How to anonymize data ?

According to the CNIL (Commission nationale de l’According to the French Data Protection Act, anonymization refers to a process that aims to guarantee the respect of an individual’s privacy by preventing his or her identification by means of a set of data. It is part of the solutions that allow to exploit personal data without infringing the rights and freedoms of individuals. How to implement it ?

What are the techniques of’anonymization of’personal data ?

L’anonymization of personal data allows them to be reuse while ensuring the protection of the privacy of their owners. It also makes it possible to store them beyond the established retention period.

To effectively anonymize personal data, it is necessary to observe several rules:

Analyze the relevance of information to determine which information should be retained;
Remove elements that make the person concerned easily identifiable;
Categorize the information in order of importance in order to remove unnecessary information;
Delineate the tolerable fineness for any stored information.

Only in this way will it be possible to choosing the right technique’appropriate anonymization. There are two main types.

Randomization

The randomization is an anonymization technique that consists in destroy the link between a personal data and an individual. Specifically, it involves making changes to attributes in a dataset. Aiming to make the information less precise, this process does not, however, affect its general distribution.

Adding several centimeters to the real height of individuals and permuting their date of birth are examples of randomization.

Generalization

The generalization implies the dilution of personal data by changing their scale or size. Allowing common attributes to be rendered to the individuals involved, this anonymization technique prevents the isolation of an individual in a dataset.

As an illustration, instead of indicating the date of birth of persons in a database, it is possible to indicate only the year.

It should be noted, however, that these techniques ofanonymization of data are not not infallible. It is thus in everyone’s interest to learn how to protect their personal data.

How to anonymize a database ?

L’anonymization of private databases must respect some conditions. In particular, it is necessary to replace sensitive data with fictitious information before it is disseminated. It is also necessary to What are the techniques used to remove all unnecessary personal data from the production process?.

In addition, it is important to comply with the requirements of the General Data Protection Regulation (GDPR) for non-production environments.

The most common way to anonymize a database is to use a snap mapabolish fields containing personal data. It can be a IP address, of a social security number, etc. Most of the time, however, this action leads to the deletion of useful data such as geographical information.

Another solution is to replace personal data fields with new information.

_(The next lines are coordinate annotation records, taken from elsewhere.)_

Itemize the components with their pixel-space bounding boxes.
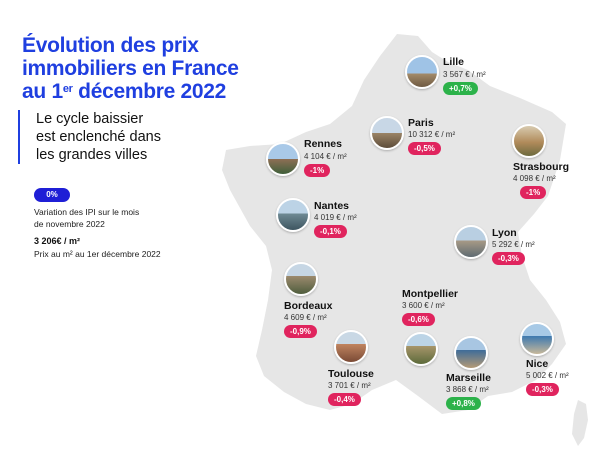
city-change-badge: -1% bbox=[304, 164, 331, 177]
title-line-3: au 1er décembre 2022 bbox=[22, 80, 227, 103]
city-price: 4 609 € / m² bbox=[284, 313, 327, 322]
city-name: Montpellier bbox=[402, 288, 459, 300]
paris-photo-icon bbox=[370, 116, 404, 150]
city-name: Lille bbox=[443, 56, 465, 68]
city-change-badge: -0,3% bbox=[526, 383, 559, 396]
city-change-badge: -1% bbox=[520, 186, 547, 199]
legend-price-desc: Prix au m² au 1er décembre 2022 bbox=[34, 249, 161, 259]
subtitle-line-3: les grandes villes bbox=[36, 147, 148, 163]
lyon-photo-icon bbox=[454, 225, 488, 259]
city-price: 4 019 € / m² bbox=[314, 213, 357, 222]
rennes-photo-icon bbox=[266, 142, 300, 176]
subtitle-line-2: est enclenché dans bbox=[36, 129, 161, 145]
city-change-badge: -0,6% bbox=[402, 313, 435, 326]
legend-price: 3 206€ / m² bbox=[34, 236, 81, 246]
city-name: Nice bbox=[526, 358, 549, 370]
page-title: Évolution des prix immobiliers en France… bbox=[22, 34, 262, 103]
city-price: 3 600 € / m² bbox=[402, 301, 445, 310]
city-change-badge: -0,1% bbox=[314, 225, 347, 238]
bordeaux-photo-icon bbox=[284, 262, 318, 296]
france-outline bbox=[222, 34, 566, 414]
city-price: 5 292 € / m² bbox=[492, 240, 535, 249]
city-name: Toulouse bbox=[328, 368, 374, 380]
nantes-photo-icon bbox=[276, 198, 310, 232]
city-price: 4 104 € / m² bbox=[304, 152, 347, 161]
marseille-photo-icon bbox=[454, 336, 488, 370]
city-change-badge: -0,3% bbox=[492, 252, 525, 265]
subtitle: Le cycle baissier est enclenché dans les… bbox=[18, 110, 188, 164]
subtitle-line-1: Le cycle baissier bbox=[36, 111, 144, 127]
city-change-badge: +0,7% bbox=[443, 82, 478, 95]
city-name: Strasbourg bbox=[513, 161, 570, 173]
legend-badge: 0% bbox=[34, 188, 70, 202]
lille-photo-icon bbox=[405, 55, 439, 89]
city-name: Nantes bbox=[314, 200, 350, 212]
city-price: 10 312 € / m² bbox=[408, 130, 456, 139]
city-name: Marseille bbox=[446, 372, 491, 384]
toulouse-photo-icon bbox=[334, 330, 368, 364]
corsica bbox=[572, 400, 588, 446]
city-change-badge: -0,4% bbox=[328, 393, 361, 406]
strasbourg-photo-icon bbox=[512, 124, 546, 158]
city-price: 3 567 € / m² bbox=[443, 70, 486, 79]
montpellier-photo-icon bbox=[404, 332, 438, 366]
title-line-2: immobiliers en France bbox=[22, 57, 239, 80]
city-name: Bordeaux bbox=[284, 300, 333, 312]
city-name: Paris bbox=[408, 117, 434, 129]
city-change-badge: -0,5% bbox=[408, 142, 441, 155]
legend-variation-text: Variation des IPI sur le mois de novembr… bbox=[34, 207, 140, 229]
city-price: 3 701 € / m² bbox=[328, 381, 371, 390]
title-line-1: Évolution des prix bbox=[22, 34, 199, 57]
city-name: Rennes bbox=[304, 138, 342, 150]
city-name: Lyon bbox=[492, 227, 517, 239]
city-price: 5 002 € / m² bbox=[526, 371, 569, 380]
city-change-badge: -0,9% bbox=[284, 325, 317, 338]
city-price: 4 098 € / m² bbox=[513, 174, 556, 183]
city-change-badge: +0,8% bbox=[446, 397, 481, 410]
nice-photo-icon bbox=[520, 322, 554, 356]
city-price: 3 868 € / m² bbox=[446, 385, 489, 394]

In this case, however, it is still possible to re-identify the individuals concerned by combining several databases.

Especially regarding the anonymization of data in non-production environments such as testing or development, the RGPD recommends the masking or thestatic anonymization. This process prevents access to sensitive data by replacing it with information that is similar but not useful.

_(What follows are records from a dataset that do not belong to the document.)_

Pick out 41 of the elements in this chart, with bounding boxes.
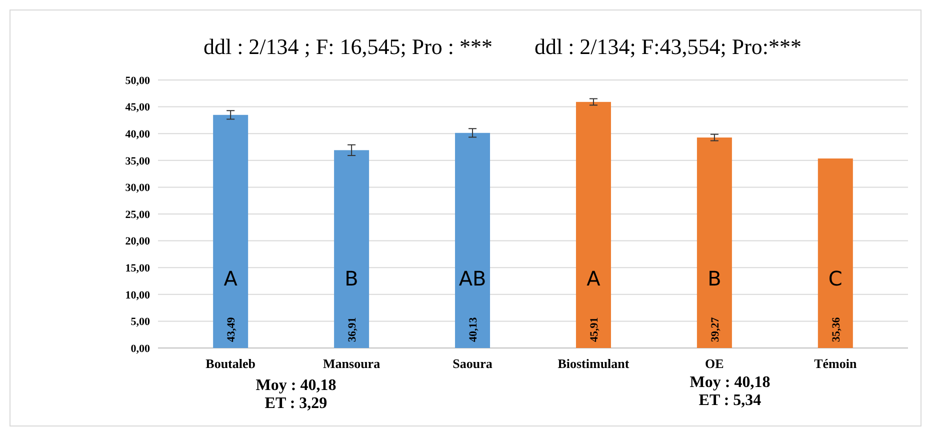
- bar: [455, 132, 490, 348]
- y-tick-label: 5,00: [130, 316, 150, 328]
- annotation: AB: [458, 266, 486, 290]
- x-tick-label: OE: [705, 356, 724, 371]
- bar: [576, 102, 611, 348]
- data-label: 39,27: [709, 316, 722, 342]
- data-label: 45,91: [588, 317, 600, 342]
- x-tick-label: Mansoura: [323, 356, 381, 371]
- bar: [696, 138, 732, 348]
- annotation: B: [708, 266, 722, 290]
- y-tick-label: 0,00: [130, 342, 150, 355]
- y-tick-label: 35,00: [125, 155, 150, 168]
- bar: [334, 150, 370, 348]
- x-tick-label: Biostimulant: [558, 356, 630, 371]
- x-tick-label: Témoin: [814, 356, 858, 371]
- data-label: 43,49: [225, 316, 238, 342]
- y-tick-label: 45,00: [125, 102, 150, 114]
- text: Moy : 40,18: [256, 377, 336, 394]
- y-tick-label: 20,00: [125, 236, 150, 248]
- y-tick-label: 50,00: [125, 74, 150, 87]
- y-tick-label: 30,00: [125, 182, 150, 194]
- text: ET : 3,29: [264, 395, 328, 412]
- y-tick-label: 10,00: [125, 289, 150, 302]
- y-tick-label: 40,00: [125, 128, 150, 140]
- annotation: A: [586, 266, 601, 290]
- text: ET : 5,34: [698, 392, 762, 409]
- annotation: B: [344, 266, 358, 290]
- data-label: 40,13: [467, 316, 480, 342]
- data-label: 35,36: [830, 316, 842, 342]
- annotation: A: [224, 266, 238, 290]
- y-tick-label: 25,00: [125, 208, 150, 221]
- data-label: 36,91: [346, 317, 358, 342]
- annotation: C: [828, 266, 842, 290]
- x-tick-label: Saoura: [452, 356, 493, 371]
- x-tick-label: Boutaleb: [206, 356, 256, 371]
- y-tick-label: 15,00: [125, 262, 150, 274]
- bar: [818, 158, 853, 348]
- bar: [213, 114, 248, 348]
- text: ddl : 2/134 ; F: 16,545; Pro : ***: [203, 34, 493, 59]
- text: ddl : 2/134; F:43,554; Pro:***: [534, 34, 802, 59]
- text: Moy : 40,18: [690, 374, 770, 391]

Anonymization is not the only solution to preserve sensitive data. For example, it is also possible to use the method of encryption. The latter can be applied for a database as well as for a mobile device.

For more information, please read the article on how to protect your personal data on a smartphone.

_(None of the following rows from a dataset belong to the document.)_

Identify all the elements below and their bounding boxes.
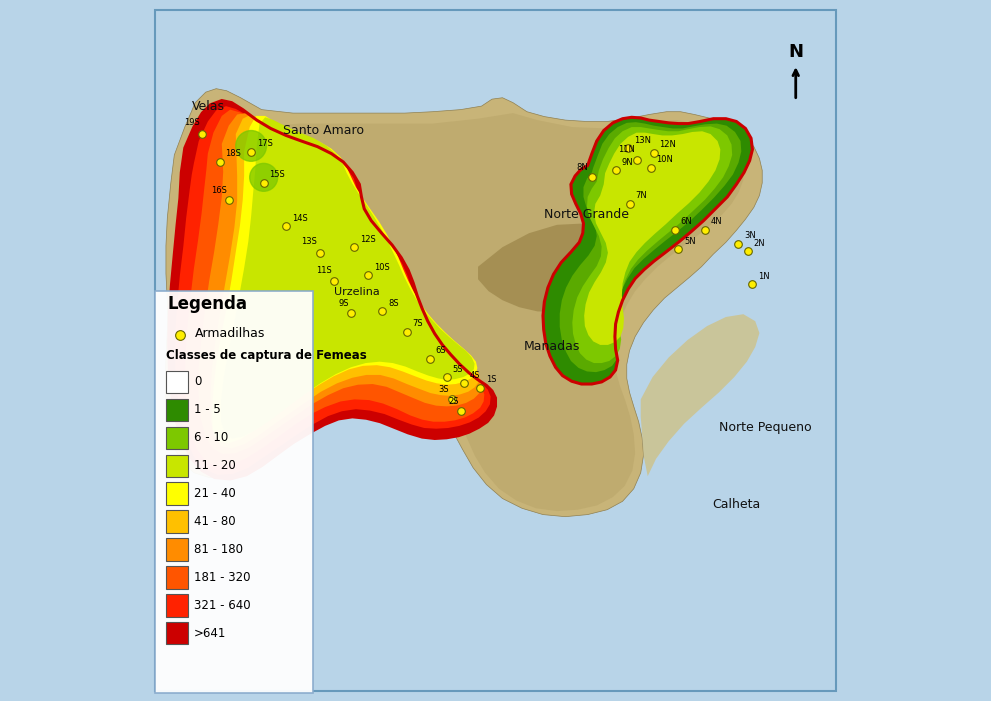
Polygon shape [478,224,634,312]
Text: 3N: 3N [744,231,756,240]
Polygon shape [175,106,491,475]
Text: 21 - 40: 21 - 40 [194,487,236,500]
Text: 9N: 9N [621,158,633,167]
Text: 41 - 80: 41 - 80 [194,515,236,528]
Polygon shape [221,117,475,439]
Text: 6S: 6S [435,346,446,355]
Text: Calheta: Calheta [712,498,760,510]
Bar [165,399,188,421]
Text: 19S: 19S [184,118,200,127]
Text: N: N [788,43,804,61]
FancyBboxPatch shape [156,291,312,693]
Bar [165,594,188,616]
Text: 10S: 10S [374,263,389,271]
Text: 81 - 180: 81 - 180 [194,543,243,556]
Polygon shape [211,114,480,448]
Bar [165,510,188,533]
Text: 6 - 10: 6 - 10 [194,431,228,444]
Polygon shape [223,113,743,511]
Text: 18S: 18S [225,149,241,158]
Text: 2S: 2S [449,397,459,406]
Text: 1N: 1N [758,272,770,280]
Text: Manadas: Manadas [523,341,580,353]
Bar [165,538,188,561]
Text: 321 - 640: 321 - 640 [194,599,251,612]
Text: 181 - 320: 181 - 320 [194,571,251,584]
Text: Velas: Velas [192,100,225,113]
Polygon shape [584,131,720,345]
Circle shape [236,130,267,161]
Text: 9S: 9S [338,299,349,308]
Polygon shape [560,122,741,372]
Text: 1 - 5: 1 - 5 [194,403,221,416]
Text: 6N: 6N [681,217,693,226]
Text: 13N: 13N [634,135,651,144]
Polygon shape [212,116,478,443]
Text: 12N: 12N [660,140,677,149]
Text: 3S: 3S [439,385,449,394]
Bar [165,622,188,644]
Text: 11N: 11N [618,145,635,154]
Bar [165,566,188,589]
Circle shape [250,163,277,191]
Polygon shape [543,117,752,384]
Text: 2N: 2N [754,239,765,248]
Polygon shape [573,126,732,363]
Text: Santo Amaro: Santo Amaro [282,124,364,137]
Text: Norte Pequeno: Norte Pequeno [718,421,812,434]
Text: Urzelina: Urzelina [334,287,380,297]
Text: 0: 0 [194,376,201,388]
Text: Legenda: Legenda [167,294,248,313]
Text: 11S: 11S [316,266,331,275]
Text: 16S: 16S [211,186,227,195]
Text: Armadilhas: Armadilhas [195,327,266,339]
Text: Classes de captura de Femeas: Classes de captura de Femeas [165,349,367,362]
Text: 5N: 5N [684,237,696,246]
Text: 7N: 7N [635,191,647,200]
Text: 10N: 10N [656,155,673,164]
Text: 4S: 4S [470,371,481,380]
Polygon shape [641,314,759,476]
Text: 11 - 20: 11 - 20 [194,459,236,472]
Text: 15S: 15S [270,170,285,179]
Bar [165,371,188,393]
Polygon shape [168,100,496,479]
Bar [165,427,188,449]
FancyBboxPatch shape [155,10,836,691]
Text: 17S: 17S [257,139,273,148]
Text: 14S: 14S [291,214,307,223]
Text: >641: >641 [194,627,226,640]
Bar [165,482,188,505]
Polygon shape [165,88,762,517]
Text: 1S: 1S [486,375,496,384]
Polygon shape [185,109,485,465]
Text: 12S: 12S [360,235,376,244]
Bar [165,454,188,477]
Text: 7S: 7S [412,319,423,328]
Text: 4N: 4N [711,217,722,226]
Text: Norte Grande: Norte Grande [544,207,629,221]
Text: 8N: 8N [577,163,589,172]
Text: 8S: 8S [387,299,398,308]
Text: 5S: 5S [452,365,463,374]
Polygon shape [199,113,482,454]
Text: 13S: 13S [301,237,317,246]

How to anonymize cloud data ?

In another article, we mentioned that the risk to personal data is one of the disadvantages of cloud computing. To limit it, thedata anonymization stored in the computing cloud is crucial.

In this case, the data processing can also be based on the masking. Making the original data disappear, thestatic anonymization is essentially put at the service of right to be forgotten. L’Article 26 of the GDPR states that masking removes the liability of this European regulation.

This is a particularly interesting solution for companies, as it will allow them to take full advantage of cloud computing.